In the stories told by The Brothers Grimm and Hans Christian Andersen, and those collected by Charles Perrault in his various “[colored] Fairy” books (blue, red, green, yellow, etc.) you will find a world of retribution, hardship (sometimes extreme), trickery and counter-trickery, unpleasant consequences due to a person’s decisions/attitudes/irresponsibility, sorrow, death, and more. Women (and men) would ignore warnings and do other stupid things and get dumped or exiled, suffer for years, lose children and family, have toads come out of their mouths, get dismembered or put to death, and so on, but there were (usually) ultimate rewards and sometimes redemption for good character and positive behavior. In short, they were lessons on the benefits of patience, kindness, faithfulness, courtesy, intelligence, resourcefulness, personal responsibility and more.

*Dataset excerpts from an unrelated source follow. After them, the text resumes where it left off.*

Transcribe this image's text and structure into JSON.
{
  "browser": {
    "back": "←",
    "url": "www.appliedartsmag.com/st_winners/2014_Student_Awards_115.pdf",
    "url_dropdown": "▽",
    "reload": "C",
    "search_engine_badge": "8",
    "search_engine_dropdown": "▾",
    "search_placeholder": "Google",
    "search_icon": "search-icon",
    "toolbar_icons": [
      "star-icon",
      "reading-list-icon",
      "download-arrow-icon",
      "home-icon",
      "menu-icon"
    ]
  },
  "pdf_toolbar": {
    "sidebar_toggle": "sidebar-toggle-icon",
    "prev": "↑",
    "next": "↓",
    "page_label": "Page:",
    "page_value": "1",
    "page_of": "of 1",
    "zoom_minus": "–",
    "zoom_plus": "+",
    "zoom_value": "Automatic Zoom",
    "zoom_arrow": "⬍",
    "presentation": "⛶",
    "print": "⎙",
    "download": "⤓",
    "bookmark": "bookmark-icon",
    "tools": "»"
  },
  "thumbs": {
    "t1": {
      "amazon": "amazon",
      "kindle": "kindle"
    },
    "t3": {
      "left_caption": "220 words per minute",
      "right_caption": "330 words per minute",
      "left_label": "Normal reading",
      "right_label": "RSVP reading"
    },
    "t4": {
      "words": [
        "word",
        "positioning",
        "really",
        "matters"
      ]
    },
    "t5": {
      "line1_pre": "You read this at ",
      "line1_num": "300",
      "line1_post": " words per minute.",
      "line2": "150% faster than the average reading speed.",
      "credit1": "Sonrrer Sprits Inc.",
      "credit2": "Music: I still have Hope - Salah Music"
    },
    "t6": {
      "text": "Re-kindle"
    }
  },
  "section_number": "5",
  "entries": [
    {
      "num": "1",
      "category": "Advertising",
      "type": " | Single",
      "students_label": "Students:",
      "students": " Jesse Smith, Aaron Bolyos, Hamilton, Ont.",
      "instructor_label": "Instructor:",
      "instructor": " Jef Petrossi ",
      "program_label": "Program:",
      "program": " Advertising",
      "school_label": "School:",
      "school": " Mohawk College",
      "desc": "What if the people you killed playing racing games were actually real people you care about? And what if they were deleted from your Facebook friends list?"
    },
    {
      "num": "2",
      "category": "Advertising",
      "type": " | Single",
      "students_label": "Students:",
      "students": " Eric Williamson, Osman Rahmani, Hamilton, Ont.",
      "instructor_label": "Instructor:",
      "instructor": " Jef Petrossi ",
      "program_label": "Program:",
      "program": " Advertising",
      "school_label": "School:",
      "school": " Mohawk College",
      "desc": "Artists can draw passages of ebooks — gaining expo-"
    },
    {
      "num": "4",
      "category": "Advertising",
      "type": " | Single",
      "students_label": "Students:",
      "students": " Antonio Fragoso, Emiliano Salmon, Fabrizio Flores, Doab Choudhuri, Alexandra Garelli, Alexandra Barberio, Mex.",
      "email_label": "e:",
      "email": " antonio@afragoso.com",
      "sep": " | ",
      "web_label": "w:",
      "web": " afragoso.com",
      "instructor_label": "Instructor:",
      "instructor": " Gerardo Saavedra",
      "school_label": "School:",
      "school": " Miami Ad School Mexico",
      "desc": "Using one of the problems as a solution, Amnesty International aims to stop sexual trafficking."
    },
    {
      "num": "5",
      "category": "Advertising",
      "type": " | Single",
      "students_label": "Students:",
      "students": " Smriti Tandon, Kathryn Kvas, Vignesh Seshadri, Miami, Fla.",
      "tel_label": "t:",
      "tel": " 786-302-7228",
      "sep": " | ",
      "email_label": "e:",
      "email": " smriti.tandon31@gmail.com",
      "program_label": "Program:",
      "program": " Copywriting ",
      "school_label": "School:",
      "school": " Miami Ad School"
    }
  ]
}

Sure, there are a handful where the story lines sound sort of familiar, but most are not that way.
And so we have women (and men) with “sanitized” and “politically corrected” stories in the back of their minds who then live in denial, wonder why life isn’t “happily ever after,” becoming miserable, cynical, and maybe even embittered, or any combination of those. Oh, and how is my daughter? Seventeen, realistic, down-to-earth, happy and no stupid relationships, yet. I’d say that’s a good start.